Perante a indignação que muita gente, que preza o regime democrático, sentiu após o debate de ontem entre dois candidatos à Presidência da República – um dos quais afirmou sem pudor que não gosta da Constituição –, é tempo de perguntar: qual o papel que a comunicação social de massas tem tido, por exemplo, na denúncia da ligação destes personagens a grandes grupos económicos, ao branqueamento de capitais e à corrupção?
Qual o critério que está subjacente aos temas discutidos num debate sobre o futuro Presidente da República, quando se omite deliberadamente, em plena crise social, económica e sanitária, questões em torno da saúde pública, ou do Serviço Nacional de Saúde?
Não é de hoje que as orientações dadas a redacções e jornalistas a partir de eixos de poder com pendor economicista promovem a destruição de parcelas da democracia. Para isso tem sido factor determinante a concentração, em grupos económicos privados, da maioria dos órgãos de comunicação social, que é inconstitucional, e por conseguinte inimiga da verdade e da democracia.
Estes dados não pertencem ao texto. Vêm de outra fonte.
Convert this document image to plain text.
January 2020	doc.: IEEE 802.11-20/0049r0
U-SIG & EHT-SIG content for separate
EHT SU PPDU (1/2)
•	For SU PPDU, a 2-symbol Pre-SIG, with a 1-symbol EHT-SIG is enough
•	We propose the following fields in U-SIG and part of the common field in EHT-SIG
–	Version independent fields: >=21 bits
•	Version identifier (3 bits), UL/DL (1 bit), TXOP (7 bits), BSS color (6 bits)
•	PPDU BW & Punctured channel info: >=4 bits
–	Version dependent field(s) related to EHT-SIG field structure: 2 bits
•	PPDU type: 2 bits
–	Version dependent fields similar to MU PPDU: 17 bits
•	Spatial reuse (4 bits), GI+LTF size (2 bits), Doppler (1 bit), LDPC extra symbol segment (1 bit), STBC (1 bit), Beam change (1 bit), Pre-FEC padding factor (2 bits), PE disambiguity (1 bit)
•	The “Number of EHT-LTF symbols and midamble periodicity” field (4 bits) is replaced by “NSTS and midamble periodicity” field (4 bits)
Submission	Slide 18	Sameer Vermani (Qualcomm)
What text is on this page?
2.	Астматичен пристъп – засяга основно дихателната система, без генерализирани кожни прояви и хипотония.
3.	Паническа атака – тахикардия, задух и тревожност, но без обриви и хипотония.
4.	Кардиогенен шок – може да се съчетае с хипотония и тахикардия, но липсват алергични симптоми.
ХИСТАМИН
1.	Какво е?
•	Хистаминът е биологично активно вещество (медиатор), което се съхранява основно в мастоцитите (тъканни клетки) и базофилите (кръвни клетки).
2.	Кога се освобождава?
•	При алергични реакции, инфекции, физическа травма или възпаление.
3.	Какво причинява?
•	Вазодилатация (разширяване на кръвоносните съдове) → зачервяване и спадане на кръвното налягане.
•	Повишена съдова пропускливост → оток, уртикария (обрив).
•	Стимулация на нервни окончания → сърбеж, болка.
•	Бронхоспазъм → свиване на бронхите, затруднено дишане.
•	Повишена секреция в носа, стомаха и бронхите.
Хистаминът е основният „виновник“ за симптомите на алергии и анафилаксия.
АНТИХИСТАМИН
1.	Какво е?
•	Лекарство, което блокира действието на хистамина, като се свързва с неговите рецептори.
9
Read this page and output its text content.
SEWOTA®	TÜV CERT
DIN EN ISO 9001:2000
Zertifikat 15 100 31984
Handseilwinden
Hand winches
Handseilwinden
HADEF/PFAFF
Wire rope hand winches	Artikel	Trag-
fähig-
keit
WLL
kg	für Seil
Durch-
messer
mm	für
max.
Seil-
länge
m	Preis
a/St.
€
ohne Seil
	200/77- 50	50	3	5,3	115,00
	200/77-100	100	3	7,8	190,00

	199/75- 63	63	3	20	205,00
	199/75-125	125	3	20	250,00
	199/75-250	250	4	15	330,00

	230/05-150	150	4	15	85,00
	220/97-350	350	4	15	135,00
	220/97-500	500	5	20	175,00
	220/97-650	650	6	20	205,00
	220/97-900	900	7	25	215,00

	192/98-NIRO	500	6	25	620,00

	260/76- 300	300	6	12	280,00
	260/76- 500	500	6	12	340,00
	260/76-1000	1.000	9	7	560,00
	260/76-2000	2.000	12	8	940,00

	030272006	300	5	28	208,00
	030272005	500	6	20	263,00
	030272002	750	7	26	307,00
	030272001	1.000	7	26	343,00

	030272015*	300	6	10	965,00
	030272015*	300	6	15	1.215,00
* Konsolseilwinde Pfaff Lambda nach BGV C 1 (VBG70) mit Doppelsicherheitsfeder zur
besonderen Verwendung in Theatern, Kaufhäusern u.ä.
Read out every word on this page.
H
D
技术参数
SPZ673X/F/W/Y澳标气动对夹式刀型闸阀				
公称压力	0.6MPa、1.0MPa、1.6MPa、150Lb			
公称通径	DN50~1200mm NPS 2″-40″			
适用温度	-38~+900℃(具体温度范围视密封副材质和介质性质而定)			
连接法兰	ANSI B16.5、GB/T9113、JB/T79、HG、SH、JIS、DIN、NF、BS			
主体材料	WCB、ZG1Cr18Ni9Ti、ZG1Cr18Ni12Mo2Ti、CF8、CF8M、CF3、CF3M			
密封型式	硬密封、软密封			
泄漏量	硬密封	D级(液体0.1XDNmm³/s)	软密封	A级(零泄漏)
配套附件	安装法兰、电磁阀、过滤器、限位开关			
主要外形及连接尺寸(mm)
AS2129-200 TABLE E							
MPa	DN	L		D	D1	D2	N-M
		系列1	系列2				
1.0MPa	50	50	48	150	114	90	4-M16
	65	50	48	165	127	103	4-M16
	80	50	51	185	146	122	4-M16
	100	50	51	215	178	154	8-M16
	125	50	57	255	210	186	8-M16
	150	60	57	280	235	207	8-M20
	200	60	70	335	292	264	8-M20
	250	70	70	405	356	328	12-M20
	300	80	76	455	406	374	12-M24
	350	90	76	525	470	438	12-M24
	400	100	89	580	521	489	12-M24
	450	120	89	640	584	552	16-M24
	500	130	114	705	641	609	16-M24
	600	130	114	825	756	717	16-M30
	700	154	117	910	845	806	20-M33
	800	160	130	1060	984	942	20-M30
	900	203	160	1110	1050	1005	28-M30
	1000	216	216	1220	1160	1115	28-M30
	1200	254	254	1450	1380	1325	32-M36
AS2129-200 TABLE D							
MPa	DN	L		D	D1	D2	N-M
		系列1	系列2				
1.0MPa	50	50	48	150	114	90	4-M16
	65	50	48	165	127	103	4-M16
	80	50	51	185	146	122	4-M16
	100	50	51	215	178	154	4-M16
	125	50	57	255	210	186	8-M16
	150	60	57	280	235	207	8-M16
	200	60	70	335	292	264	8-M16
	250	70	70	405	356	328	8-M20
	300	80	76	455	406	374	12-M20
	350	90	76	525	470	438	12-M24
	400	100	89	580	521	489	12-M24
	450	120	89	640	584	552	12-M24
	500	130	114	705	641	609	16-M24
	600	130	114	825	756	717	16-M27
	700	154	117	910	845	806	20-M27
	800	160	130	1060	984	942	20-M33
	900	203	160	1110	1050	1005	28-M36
Mas tudo isto tem responsáveis. A realidade da concentração dos órgãos de comunicação social e plataformas de produção e divulgação de conteúdos tem tido o beneplácito de sucessivos governos de PS, PSD e CDS-PP.
Quando a isso se soma uma brutal exploração dos trabalhadores da comunicação social, a quem se perpetuam situações de precariedade, está feita a base de um caldo que compromete a democracia.
É ilustrativo olhar para o último ano e meio. Por um lado, o desenvolvimento de verdadeiras campanhas de promoção do medo e que, a pretexto da pandemia, atacaram quem mais defende os direitos e a democracia, de que são exemplo os ataques ao 25 de Abril e ao 1.º de Maio.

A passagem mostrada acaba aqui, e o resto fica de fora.